Synapse forecasts Low, Mid, and High CO2 price trajectories annually for planning purposes, to provide electric utilities and other stakeholders with a reasonable range of emissions costs that can be used to evaluate long-term resource investment decisions.
Developments from the past 12 months that factored into the 2015 update include the expected cost of compliance with EPA’s Clean Power Plan (including a new Synapse analysis using the ReEDS model), a growing number of electric utilities that include projections of the expected costs associated with greenhouse gas emissions in their resource planning, and progress with existing state and regional cap-and-trade policies.
Figure 1. Synapse 2015 CO2 Price Trajectories
Note: All costs are reported in 2014 dollars.
To summarize the range of expected costs of compliance with the Clean Power Plan, Synapse reviewed costs as modeled by EPA, Synapse, and third‐party analysts.
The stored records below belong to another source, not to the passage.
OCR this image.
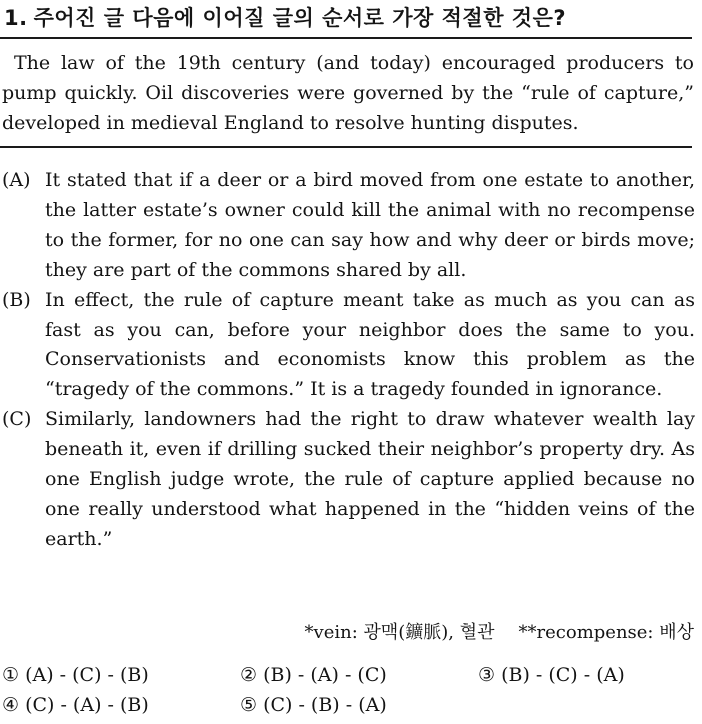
1. 주어진 글 다음에 이어질 글의 순서로 가장 적절한 것은?
The law of the 19th century (and today) encouraged producers to pump quickly. Oil discoveries were governed by the “rule of capture,” developed in medieval England to resolve hunting disputes.
(A) It stated that if a deer or a bird moved from one estate to another, the latter estate’s owner could kill the animal with no recompense to the former, for no one can say how and why deer or birds move; they are part of the commons shared by all.
(B) In effect, the rule of capture meant take as much as you can as fast as you can, before your neighbor does the same to you. Conservationists and economists know this problem as the “tragedy of the commons.” It is a tragedy founded in ignorance.
(C) Similarly, landowners had the right to draw whatever wealth lay beneath it, even if drilling sucked their neighbor’s property dry. As one English judge wrote, the rule of capture applied because no one really understood what happened in the “hidden veins of the earth.”
*vein: 광맥(鑛脈), 혈관 **recompense: 배상
① (A) - (C) - (B)	② (B) - (A) - (C)	③ (B) - (C) - (A)
④ (C) - (A) - (B)	⑤ (C) - (B) - (A)
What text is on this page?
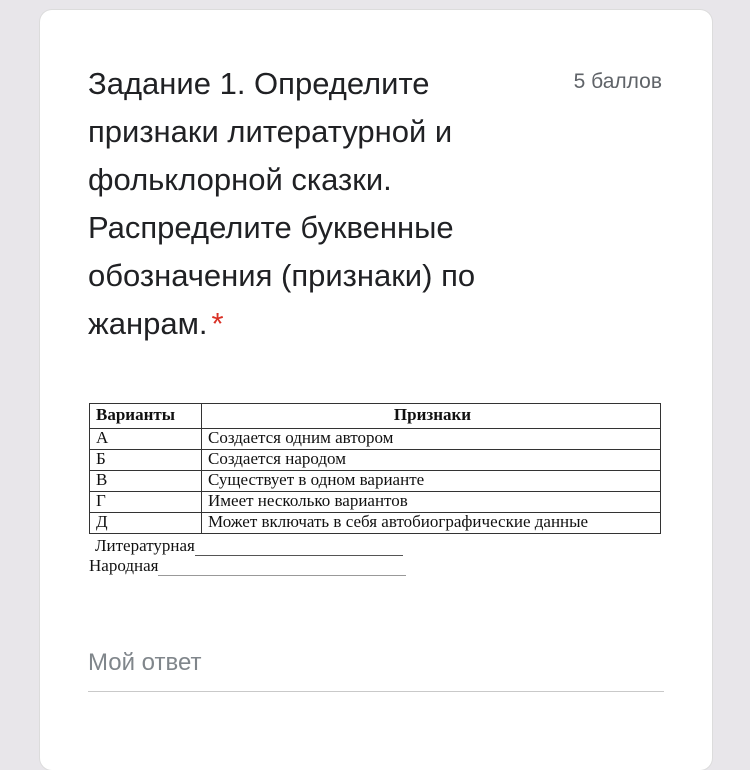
Задание 1. Определите признаки литературной и фольклорной сказки. Распределите буквенные обозначения (признаки) по жанрам. *
5 баллов
Варианты	Признаки
А	Создается одним автором
Б	Создается народом
В	Существует в одном варианте
Г	Имеет несколько вариантов
Д	Может включать в себя автобиографические данные
Литературная
Народная
Мой ответ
While costs vary depending on the assumptions used by the modeling teams, 2030 compliances costs tend to hover around $30 per short ton. Synapse’s own analysis was conducted with the National Renewable Energy Lab’s ReEDS (Regional Energy Development System) model and looked at two potential compliance trajectories, assuming national cooperation (Synapse found that allowance prices would range from $16-$25 throughout the 2020-2030 timeframe, though less cooperation between states would result in higher costs).
Utilities are increasingly accounting for these costs and for other existing or expected future regulations that will result in higher costs to generating resources that emit CO2, Synapse’s review of utility IRPs reveals. Synapse has conducted an extensive study of resource plans dating back to 2003, including 115 IRPs released between 2012 and 2015. Of those 115 IRPs, over half (61) include a CO2 price in the reference case scenario. As a point of comparison, none of the 15 IRPs published between 2003 and 2007 that Synapse reviewed included a CO2 price forecast in any scenario.